Paşa’nın muhtırası İngilizce ve Fransız metinlerden tercüme edilerek Kürdistan Teali Cemiyeti eliyle Kürdistan’a gönderilir, Serbesti gazetesi de muhtıranın tam metnini yayınlar.
“Kürt aşiretlerinin büyüklük hastalığı”
Vilayat-ı Şarkiye’nin Ermenistan’a terk edilmesi ihtimali, Kürdistan’da sert reaksiyonlar yaratır. Ermenilerin kuracakları ülkenin başkenti olarak Van’ı seçmiş olmaları, hassasiyeti doruğa çıkartır.
Bölgeden Paris Barış Konferansı, ABD Başkanı Wilson’a ve İngiltere Hükümetine telgraf üzerine telgraflar gönderilir. Osmanlı Hükümeti de tepkileri artırmak için sistemli bir şekilde çalışır.
Bahusus Van Valisi Haydar Bey, Kürt aşiretlerin Ermenistan’dan gelen talepleri protesto etmelerini ve Osmanlı Devletine bağlılıklarını bildirmelerini örgütlemede muazzam bir rol oynar.
Hülasa, Ermenistan tehdidi, Kürtlerin Osmanlı’ya bağlılığını artırır. Kitapta kendisinden sıkça bahsedilen Van Valisi Haydar Bey’in bu konudaki tespitleri ve çalışmaları son derece önemlidir.

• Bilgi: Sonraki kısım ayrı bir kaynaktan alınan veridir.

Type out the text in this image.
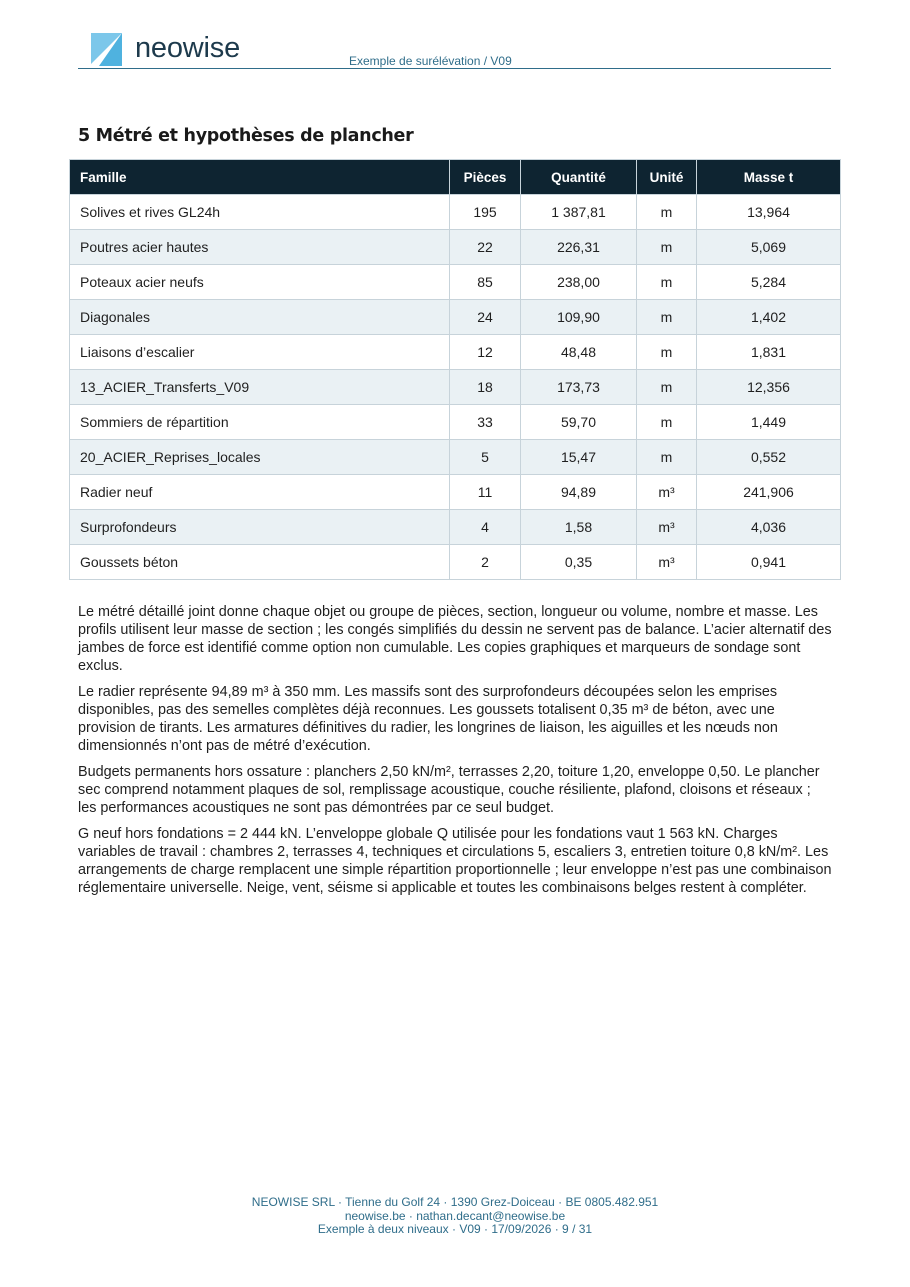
neowise	Exemple de surélévation / V09
5 Métré et hypothèses de plancher
Famille	Pièces	Quantité	Unité	Masse t
Solives et rives GL24h	195	1 387,81	m	13,964
Poutres acier hautes	22	226,31	m	5,069
Poteaux acier neufs	85	238,00	m	5,284
Diagonales	24	109,90	m	1,402
Liaisons d’escalier	12	48,48	m	1,831
13_ACIER_Transferts_V09	18	173,73	m	12,356
Sommiers de répartition	33	59,70	m	1,449
20_ACIER_Reprises_locales	5	15,47	m	0,552
Radier neuf	11	94,89	m³	241,906
Surprofondeurs	4	1,58	m³	4,036
Goussets béton	2	0,35	m³	0,941

Le métré détaillé joint donne chaque objet ou groupe de pièces, section, longueur ou volume, nombre et masse. Les profils utilisent leur masse de section ; les congés simplifiés du dessin ne servent pas de balance. L’acier alternatif des jambes de force est identifié comme option non cumulable. Les copies graphiques et marqueurs de sondage sont exclus.

Le radier représente 94,89 m³ à 350 mm. Les massifs sont des surprofondeurs découpées selon les emprises disponibles, pas des semelles complètes déjà reconnues. Les goussets totalisent 0,35 m³ de béton, avec une provision de tirants. Les armatures définitives du radier, les longrines de liaison, les aiguilles et les nœuds non dimensionnés n’ont pas de métré d’exécution.

Budgets permanents hors ossature : planchers 2,50 kN/m², terrasses 2,20, toiture 1,20, enveloppe 0,50. Le plancher sec comprend notamment plaques de sol, remplissage acoustique, couche résiliente, plafond, cloisons et réseaux ; les performances acoustiques ne sont pas démontrées par ce seul budget.

G neuf hors fondations = 2 444 kN. L’enveloppe globale Q utilisée pour les fondations vaut 1 563 kN. Charges variables de travail : chambres 2, terrasses 4, techniques et circulations 5, escaliers 3, entretien toiture 0,8 kN/m². Les arrangements de charge remplacent une simple répartition proportionnelle ; leur enveloppe n’est pas une combinaison réglementaire universelle. Neige, vent, séisme si applicable et toutes les combinaisons belges restent à compléter.

NEOWISE SRL · Tienne du Golf 24 · 1390 Grez-Doiceau · BE 0805.482.951
neowise.be · nathan.decant@neowise.be
Exemple à deux niveaux · V09 · 17/09/2026 · 9 / 31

Dâhiliye Nezareti’ne yazdığı bir telgrafta Haydar Bey, Kürt aşiretleri hakkında üç tespitte bulunur:
Birincisi, Kürt reislerinin birbirlerine güvenmediklerdir. İkincisi, hepsinde “büyüklük hastalığı”nın olduğu, en küçüğünden en büyüğüne kadar hepsinin liderlik iddiası taşıdığı ve bu nedenle işbirliği yapamadıklardır.

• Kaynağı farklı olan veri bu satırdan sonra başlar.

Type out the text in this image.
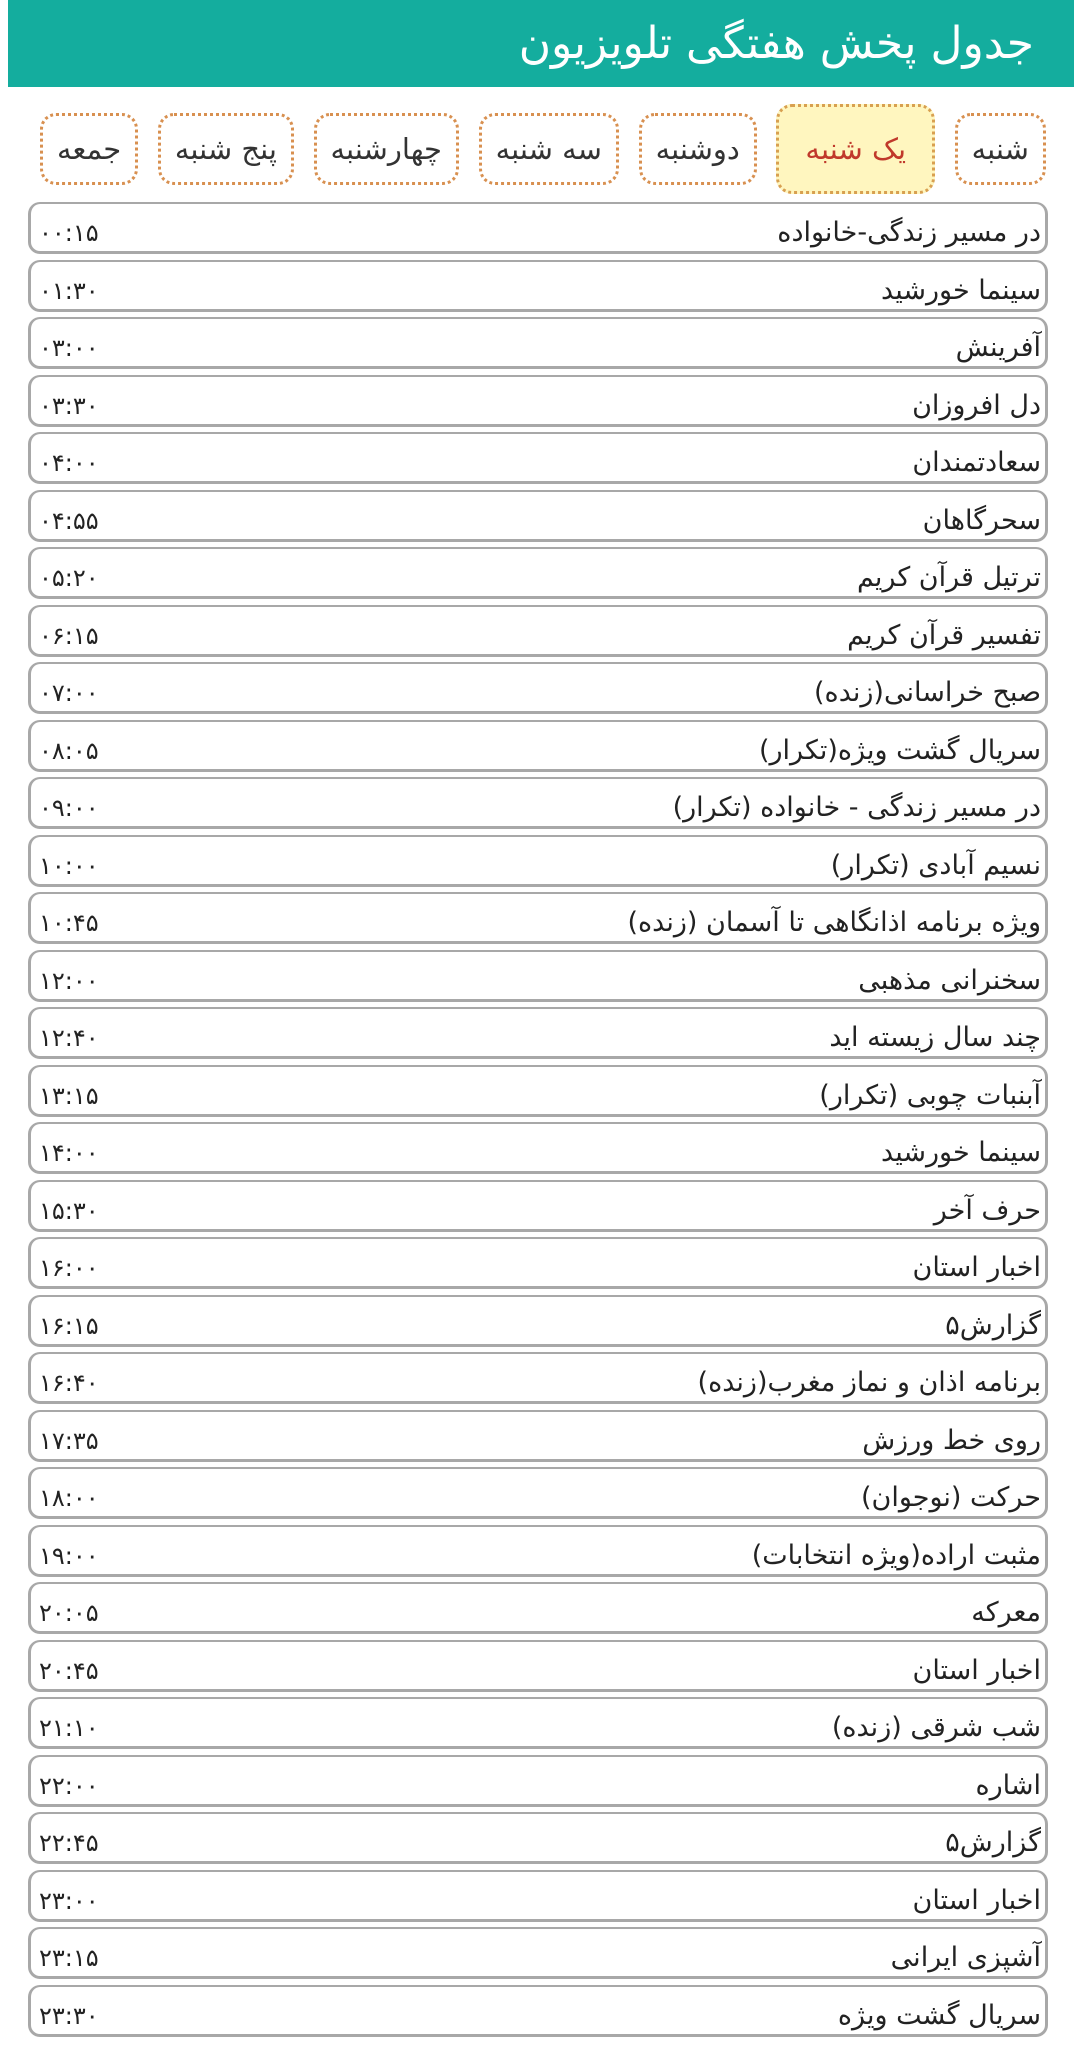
جدول پخش هفتگی تلویزیون
شنبه
یک شنبه
دوشنبه
سه شنبه
چهارشنبه
پنج شنبه
جمعه
در مسیر زندگی-خانواده
۰۰:۱۵
سینما خورشید
۰۱:۳۰
آفرینش
۰۳:۰۰
دل افروزان
۰۳:۳۰
سعادتمندان
۰۴:۰۰
سحرگاهان
۰۴:۵۵
ترتیل قرآن کریم
۰۵:۲۰
تفسیر قرآن کریم
۰۶:۱۵
صبح خراسانی(زنده)
۰۷:۰۰
سریال گشت ویژه(تکرار)
۰۸:۰۵
در مسیر زندگی - خانواده (تکرار)
۰۹:۰۰
نسیم آبادی (تکرار)
۱۰:۰۰
ویژه برنامه اذانگاهی تا آسمان (زنده)
۱۰:۴۵
سخنرانی مذهبی
۱۲:۰۰
چند سال زیسته اید
۱۲:۴۰
آبنبات چوبی (تکرار)
۱۳:۱۵
سینما خورشید
۱۴:۰۰
حرف آخر
۱۵:۳۰
اخبار استان
۱۶:۰۰
گزارش۵
۱۶:۱۵
برنامه اذان و نماز مغرب(زنده)
۱۶:۴۰
روی خط ورزش
۱۷:۳۵
حرکت (نوجوان)
۱۸:۰۰
مثبت اراده(ویژه انتخابات)
۱۹:۰۰
معرکه
۲۰:۰۵
اخبار استان
۲۰:۴۵
شب شرقی (زنده)
۲۱:۱۰
اشاره
۲۲:۰۰
گزارش۵
۲۲:۴۵
اخبار استان
۲۳:۰۰
آشپزی ایرانی
۲۳:۱۵
سریال گشت ویژه
۲۳:۳۰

Üçüncüsü de, içlerinde milli devlet kurma yönünde bir his olsa da, Osmanlı olmadan Ermenilerle ve yabancılarla başa çıkamayacaklarını düşündüklerinden, en milliyetçilerinin dahi eninde sonunda Osmanlı Devleti lehine tavır göstereceğidir.

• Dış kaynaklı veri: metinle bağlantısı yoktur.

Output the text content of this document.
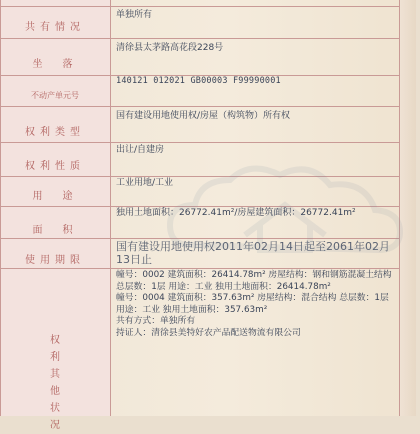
共有情况
单独所有
坐　落
清徐县太茅路高花段228号
不动产单元号
140121 012021 GB00003 F99990001
权利类型
国有建设用地使用权/房屋（构筑物）所有权
权利性质
出让/自建房
用　途
工业用地/工业
面　积
独用土地面积：26772.41m²/房屋建筑面积：26772.41m²
使用期限
国有建设用地使用权2011年02月14日起至2061年02月13日止
权利其他状况
幢号：0002 建筑面积：26414.78m² 房屋结构：钢和钢筋混凝土结构 总层数：1层 用途：工业 独用土地面积：26414.78m²
幢号：0004 建筑面积：357.63m² 房屋结构：混合结构 总层数：1层 用途：工业 独用土地面积：357.63m²
共有方式：单独所有
持证人：清徐县美特好农产品配送物流有限公司
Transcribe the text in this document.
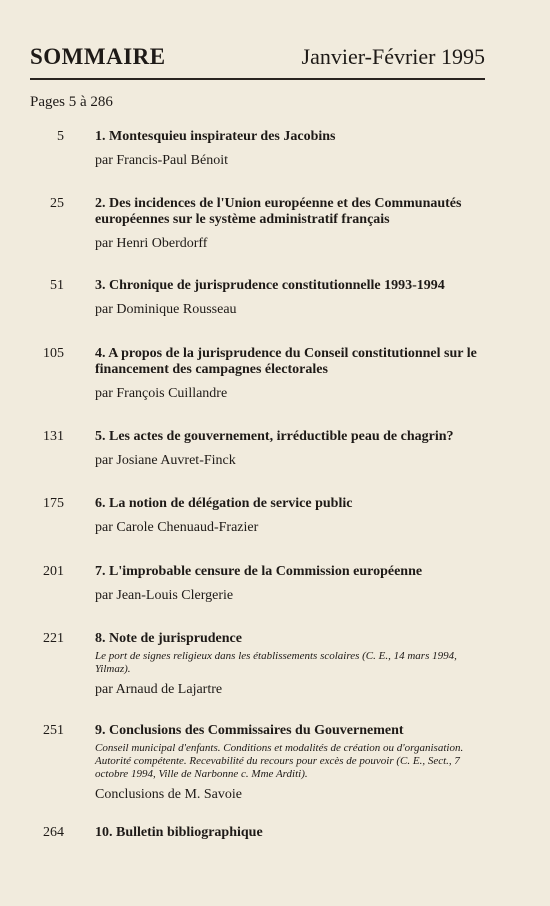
SOMMAIRE	Janvier-Février 1995
Pages 5 à 286
5 1. Montesquieu inspirateur des Jacobins
par Francis-Paul Bénoit
25 2. Des incidences de l'Union européenne et des Communautés européennes sur le système administratif français
par Henri Oberdorff
51 3. Chronique de jurisprudence constitutionnelle 1993-1994
par Dominique Rousseau
105 4. A propos de la jurisprudence du Conseil constitutionnel sur le financement des campagnes électorales
par François Cuillandre
131 5. Les actes de gouvernement, irréductible peau de chagrin?
par Josiane Auvret-Finck
175 6. La notion de délégation de service public
par Carole Chenuaud-Frazier
201 7. L'improbable censure de la Commission européenne
par Jean-Louis Clergerie
221 8. Note de jurisprudence
Le port de signes religieux dans les établissements scolaires (C. E., 14 mars 1994, Yilmaz).
par Arnaud de Lajartre
251 9. Conclusions des Commissaires du Gouvernement
Conseil municipal d'enfants. Conditions et modalités de création ou d'organisation. Autorité compétente. Recevabilité du recours pour excès de pouvoir (C. E., Sect., 7 octobre 1994, Ville de Narbonne c. Mme Arditi).
Conclusions de M. Savoie
264 10. Bulletin bibliographique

Millet esası üzerine hükümet teşkili ümidi aşiretlerin kalplerinde belli bir iz bıraktığı halde, Devlet-i Aliyye’nin maddi ve manevi kuvvetine dayanman ecnebi ve Ermeni istilasına karşı kendilerini koruyamayacaklarına kanaat getirdiklerinden Devlet-i Aliyye’ye sadakatten dönmeyeceklerine kanaat getirdim. (s. 162-163)
“Kürdistan’ı, Ermenistan korkusuyla önleyeceğiz”
Vali Bey, Bakanlığa gönderdiği bir diğer raporda, bölgenin Osmanlı’dan ayrılması durumuna Kürtlere bırakılması gerektiğini ifade eder:
Herkesin milletini sevmesine ve itilasına çalışmasına bir şey denemez. Van ve civarının bizden koparılması kararlaştırılmış ise müstakil Kürt hükümetine verilmesini her Müslüman tercih eder. (s. 182)
Kazım Karabekir de Ermeni tehdidini ustaca kullanır. “Kürdistan’ın Ermenistan olacağını anlatmakla” Kürtlük cereyanının önüne rahatlıkla geçeceğini düşünen Karabekir, Erzurum’a geldikten sonra, Birinci Dünya Savaşı sırasında irtibatta olduğu Kürt aşiret alay komutanlarıyla görüşerek, sürekli Kürtlerin Ermeniler tarafından mahvedileceği fikrini telkin eder.
Karabekir, Kürtleri yanına çekmek ve yanında tutmak için “din” birliğinin daima vurgulanması gerektiğini belirtir:
Kürt beylerin cevabında bizzat İslamiyet bağına nasıl sarıldıkları ibret vericidir. Kürtlerin ıslah ve temdini teşebbüslerinden bu bağ pek mühimdir. Kürtleri bize bağlayan ana kuvvet, dindir. Yalnız cahil Kürt şeyhleri pek felakettir. İlk fırsatta değerli Türk ulemasının bu şeyhlerin yerine geçmesi hükümetin birinci vazifesi olmalıdır. (s. 240-241)
* Sinan Hakan; Türkiye Kurulurken Kürtler (1916-1920), İletişim Yayınları, 2013, İstanbul
** Bu makalede yer alan fikirler yazara aittir ve Independent Türkçe’nin editöryal politikasını yansıtmayabilir.